The first thing I would come upon would be a convention. It is one of the automatic ideas or conventions of business men—not to believe in themselves.
XVI
THE BUSINESS MAN, THE PROFESSIONAL MAN, AND THE ARTIST
Why is it that if a professional man or an artist does or says a certain thing—people believe him and that if a business man does or says precisely the same thing—most business men are suspicious?
When I say in the first sentence of an article on the front page of the Saturday Evening Post—as I did awhile ago—"I would pay people to read what I am saying on this page,"—everybody believes me. As people read on in one of my articles in the Post, they cannot be kept from seeing how egregiously I am enjoying my work. Anybody can see it—that I would pay up to the limit all the money I can get hold of—my own, or anybody's—to get other people to enjoy reading my stuff as much as I do. Nobody seems inclined to deny that if I could afford to—or, if I had to—I would pay ten cents a word to practically any man, to get him to read what I write.

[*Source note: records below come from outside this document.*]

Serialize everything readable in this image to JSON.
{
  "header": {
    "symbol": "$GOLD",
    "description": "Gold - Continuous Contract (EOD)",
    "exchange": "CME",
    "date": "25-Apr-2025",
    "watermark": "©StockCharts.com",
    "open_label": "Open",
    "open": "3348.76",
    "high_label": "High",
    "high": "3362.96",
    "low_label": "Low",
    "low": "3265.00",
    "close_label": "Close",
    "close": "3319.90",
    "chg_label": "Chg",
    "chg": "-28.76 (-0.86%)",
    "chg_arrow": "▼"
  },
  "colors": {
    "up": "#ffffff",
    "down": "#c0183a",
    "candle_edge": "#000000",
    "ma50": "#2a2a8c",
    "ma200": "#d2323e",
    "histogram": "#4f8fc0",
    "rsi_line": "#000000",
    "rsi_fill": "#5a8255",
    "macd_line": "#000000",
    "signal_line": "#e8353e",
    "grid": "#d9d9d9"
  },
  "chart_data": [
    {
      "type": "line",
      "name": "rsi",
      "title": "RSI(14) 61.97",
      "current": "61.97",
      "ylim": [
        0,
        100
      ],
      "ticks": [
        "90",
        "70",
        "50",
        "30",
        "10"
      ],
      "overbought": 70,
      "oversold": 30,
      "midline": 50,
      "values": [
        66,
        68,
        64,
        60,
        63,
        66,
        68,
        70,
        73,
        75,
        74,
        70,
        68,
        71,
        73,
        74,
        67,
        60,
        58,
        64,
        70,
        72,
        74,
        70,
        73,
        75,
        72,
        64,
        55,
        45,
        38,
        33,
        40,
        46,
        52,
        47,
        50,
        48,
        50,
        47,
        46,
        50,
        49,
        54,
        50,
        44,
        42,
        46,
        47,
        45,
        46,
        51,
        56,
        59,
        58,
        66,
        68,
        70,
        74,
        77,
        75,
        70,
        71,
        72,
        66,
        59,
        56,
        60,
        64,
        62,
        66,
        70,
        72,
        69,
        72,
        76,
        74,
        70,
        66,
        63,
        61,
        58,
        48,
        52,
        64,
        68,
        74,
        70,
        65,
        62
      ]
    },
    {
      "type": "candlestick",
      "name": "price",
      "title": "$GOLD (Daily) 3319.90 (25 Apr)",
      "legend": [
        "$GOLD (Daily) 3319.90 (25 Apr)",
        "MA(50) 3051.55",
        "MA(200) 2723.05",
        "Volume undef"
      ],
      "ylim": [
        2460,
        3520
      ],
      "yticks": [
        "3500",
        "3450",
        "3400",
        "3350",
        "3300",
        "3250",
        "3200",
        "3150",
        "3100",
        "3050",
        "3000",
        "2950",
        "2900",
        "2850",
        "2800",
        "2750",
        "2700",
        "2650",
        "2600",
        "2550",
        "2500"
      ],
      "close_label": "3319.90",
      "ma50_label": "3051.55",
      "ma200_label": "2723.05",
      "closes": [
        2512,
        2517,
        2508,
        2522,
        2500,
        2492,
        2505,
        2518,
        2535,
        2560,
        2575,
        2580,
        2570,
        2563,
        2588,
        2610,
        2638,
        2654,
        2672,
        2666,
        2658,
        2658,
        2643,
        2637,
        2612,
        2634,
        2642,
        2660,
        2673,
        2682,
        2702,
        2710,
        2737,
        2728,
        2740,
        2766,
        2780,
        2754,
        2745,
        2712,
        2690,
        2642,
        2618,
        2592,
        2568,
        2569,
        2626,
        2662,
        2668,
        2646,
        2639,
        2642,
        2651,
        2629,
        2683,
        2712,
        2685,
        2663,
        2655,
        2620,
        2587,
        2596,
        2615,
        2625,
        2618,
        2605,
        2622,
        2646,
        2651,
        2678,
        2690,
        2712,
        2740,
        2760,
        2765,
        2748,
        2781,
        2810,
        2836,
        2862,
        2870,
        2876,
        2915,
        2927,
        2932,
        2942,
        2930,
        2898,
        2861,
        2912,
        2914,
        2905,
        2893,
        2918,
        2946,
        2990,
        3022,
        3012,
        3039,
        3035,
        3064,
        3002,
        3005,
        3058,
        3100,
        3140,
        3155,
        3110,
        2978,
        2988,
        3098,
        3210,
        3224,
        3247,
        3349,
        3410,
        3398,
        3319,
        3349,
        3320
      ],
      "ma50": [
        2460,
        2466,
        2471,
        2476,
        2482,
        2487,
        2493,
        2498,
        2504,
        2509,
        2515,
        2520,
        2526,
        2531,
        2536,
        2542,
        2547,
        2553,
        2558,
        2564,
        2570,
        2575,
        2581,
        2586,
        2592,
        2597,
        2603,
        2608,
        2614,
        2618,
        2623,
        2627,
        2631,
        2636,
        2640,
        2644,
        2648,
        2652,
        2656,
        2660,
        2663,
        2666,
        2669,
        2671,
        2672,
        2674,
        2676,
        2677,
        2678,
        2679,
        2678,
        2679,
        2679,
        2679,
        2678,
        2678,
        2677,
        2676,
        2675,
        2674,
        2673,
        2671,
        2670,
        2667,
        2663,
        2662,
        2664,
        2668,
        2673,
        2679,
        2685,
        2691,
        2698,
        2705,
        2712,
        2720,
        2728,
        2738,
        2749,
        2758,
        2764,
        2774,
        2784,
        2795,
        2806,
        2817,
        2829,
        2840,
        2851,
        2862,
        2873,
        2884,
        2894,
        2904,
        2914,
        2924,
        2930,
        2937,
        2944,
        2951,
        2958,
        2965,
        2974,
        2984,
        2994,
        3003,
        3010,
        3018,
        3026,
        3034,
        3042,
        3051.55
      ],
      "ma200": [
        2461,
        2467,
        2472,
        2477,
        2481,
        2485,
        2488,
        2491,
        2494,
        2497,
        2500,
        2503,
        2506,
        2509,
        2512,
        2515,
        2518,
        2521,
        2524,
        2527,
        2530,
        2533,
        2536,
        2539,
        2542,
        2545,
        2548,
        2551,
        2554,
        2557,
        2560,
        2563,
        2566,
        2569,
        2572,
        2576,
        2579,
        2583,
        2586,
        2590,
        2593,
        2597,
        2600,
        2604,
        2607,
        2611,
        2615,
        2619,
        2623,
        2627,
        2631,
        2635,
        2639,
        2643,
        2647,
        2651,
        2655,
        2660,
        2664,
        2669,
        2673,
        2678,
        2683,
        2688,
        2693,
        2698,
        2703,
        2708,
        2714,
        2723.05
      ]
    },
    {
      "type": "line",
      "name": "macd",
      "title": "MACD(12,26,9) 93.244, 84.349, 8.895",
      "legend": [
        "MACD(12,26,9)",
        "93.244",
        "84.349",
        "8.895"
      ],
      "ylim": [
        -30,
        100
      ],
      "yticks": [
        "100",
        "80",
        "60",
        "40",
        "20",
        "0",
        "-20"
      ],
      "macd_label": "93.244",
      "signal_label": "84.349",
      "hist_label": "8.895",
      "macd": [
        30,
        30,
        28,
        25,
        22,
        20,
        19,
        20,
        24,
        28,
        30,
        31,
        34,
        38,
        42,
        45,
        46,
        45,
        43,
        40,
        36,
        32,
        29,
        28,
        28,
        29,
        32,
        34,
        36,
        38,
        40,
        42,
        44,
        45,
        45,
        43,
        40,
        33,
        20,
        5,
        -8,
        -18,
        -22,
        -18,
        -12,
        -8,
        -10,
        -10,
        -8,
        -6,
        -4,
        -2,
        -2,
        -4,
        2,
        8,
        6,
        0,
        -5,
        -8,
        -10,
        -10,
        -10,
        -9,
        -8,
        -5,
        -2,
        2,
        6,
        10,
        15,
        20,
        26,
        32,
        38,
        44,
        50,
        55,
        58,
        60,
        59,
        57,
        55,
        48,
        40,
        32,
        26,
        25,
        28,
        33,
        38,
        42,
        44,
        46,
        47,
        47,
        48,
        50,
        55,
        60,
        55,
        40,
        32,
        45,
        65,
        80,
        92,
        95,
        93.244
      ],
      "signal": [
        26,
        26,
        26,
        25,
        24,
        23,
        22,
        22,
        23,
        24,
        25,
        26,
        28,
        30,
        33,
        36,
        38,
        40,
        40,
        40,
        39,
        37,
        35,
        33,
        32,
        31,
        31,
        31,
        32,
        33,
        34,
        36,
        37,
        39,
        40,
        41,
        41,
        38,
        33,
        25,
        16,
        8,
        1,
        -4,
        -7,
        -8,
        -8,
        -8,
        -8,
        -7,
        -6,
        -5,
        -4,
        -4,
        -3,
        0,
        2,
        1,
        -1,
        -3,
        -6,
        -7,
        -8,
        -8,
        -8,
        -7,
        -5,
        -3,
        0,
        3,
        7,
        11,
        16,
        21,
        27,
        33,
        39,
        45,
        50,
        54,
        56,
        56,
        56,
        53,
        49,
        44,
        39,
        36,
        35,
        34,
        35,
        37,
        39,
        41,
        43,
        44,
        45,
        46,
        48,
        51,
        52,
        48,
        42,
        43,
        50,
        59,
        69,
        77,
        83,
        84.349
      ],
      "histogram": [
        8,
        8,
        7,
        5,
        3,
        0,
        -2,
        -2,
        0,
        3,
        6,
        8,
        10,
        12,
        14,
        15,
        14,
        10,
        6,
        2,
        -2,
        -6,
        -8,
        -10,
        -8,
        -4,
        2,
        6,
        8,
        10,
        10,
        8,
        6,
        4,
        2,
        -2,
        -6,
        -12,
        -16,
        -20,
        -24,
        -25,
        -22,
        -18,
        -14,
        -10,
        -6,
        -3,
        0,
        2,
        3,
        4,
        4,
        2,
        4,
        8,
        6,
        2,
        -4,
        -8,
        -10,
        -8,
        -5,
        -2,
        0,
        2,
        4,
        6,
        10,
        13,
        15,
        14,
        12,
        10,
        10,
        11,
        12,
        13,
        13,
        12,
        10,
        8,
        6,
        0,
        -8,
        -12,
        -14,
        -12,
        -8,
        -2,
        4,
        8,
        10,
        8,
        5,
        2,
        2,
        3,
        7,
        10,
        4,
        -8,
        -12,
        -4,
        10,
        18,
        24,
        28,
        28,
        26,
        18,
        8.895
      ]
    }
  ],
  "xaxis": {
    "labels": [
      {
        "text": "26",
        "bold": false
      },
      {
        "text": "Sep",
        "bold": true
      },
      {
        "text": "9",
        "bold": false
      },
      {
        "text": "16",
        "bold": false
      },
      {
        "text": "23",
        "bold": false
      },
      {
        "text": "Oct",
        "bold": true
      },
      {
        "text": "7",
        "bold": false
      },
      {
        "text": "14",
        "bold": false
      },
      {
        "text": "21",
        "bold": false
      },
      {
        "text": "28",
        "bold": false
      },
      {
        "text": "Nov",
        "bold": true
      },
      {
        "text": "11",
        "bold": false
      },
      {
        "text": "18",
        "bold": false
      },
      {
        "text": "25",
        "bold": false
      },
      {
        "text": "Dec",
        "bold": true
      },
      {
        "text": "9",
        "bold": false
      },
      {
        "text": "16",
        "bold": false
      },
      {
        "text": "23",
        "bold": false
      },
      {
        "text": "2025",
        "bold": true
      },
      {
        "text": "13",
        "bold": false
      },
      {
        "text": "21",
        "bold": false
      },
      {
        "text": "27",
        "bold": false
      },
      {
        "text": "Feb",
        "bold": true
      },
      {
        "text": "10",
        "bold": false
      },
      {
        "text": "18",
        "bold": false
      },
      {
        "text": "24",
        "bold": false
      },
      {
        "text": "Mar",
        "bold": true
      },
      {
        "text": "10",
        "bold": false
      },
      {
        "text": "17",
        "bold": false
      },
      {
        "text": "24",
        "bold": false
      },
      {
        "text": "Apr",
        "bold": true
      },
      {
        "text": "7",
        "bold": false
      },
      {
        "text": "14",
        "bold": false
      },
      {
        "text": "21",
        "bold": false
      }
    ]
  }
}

Precisely the way I feel about an article in the Saturday Evening Post so fortunate as to be by me—or, about a book written by g.s.l., a man I know very well—W. J. —— feels about a house or about a bank created by W. J. ——. But if W. J., a designer—contractor—a builder—pretends he enjoys his creative work in building as much as I enjoy writing—if W. J., a business man, were to go around telling people or revealing to people that he would like to hire them to be his customers by handing back to them twenty, thirty or forty per cent of his agreed upon profits when he gets through (which is what he practically does over and over again) there are very few business men who would not say at first sight that W. J. is a man who ought to be watched.
And he is too, but for precisely turned around reasons most people have to be watched for. W. J. in designing and constructing a house, or a bank for a client, sets as his cost estimate a ten per cent maximum profit for himself, as a margin to work on; aiming at six or five per cent profit for himself, on small contracts and at a four, three or two and one-half per cent profit for himself on million dollar ones. Changes and afterthoughts from his clients in carrying out a contract are inevitable. W. J. wants a margin on which to allow for contingencies and for his customers' afterthought.
The three things that interest W. J. in business are: his work on a perfect house, his work on a perfect customer and his work on making enough money to keep people from bothering his work.
A perfect house is a house built just as he said it would be which comes out costing less than he said it would cost—possibly a check on his client's dinner plate the first night he dines in it.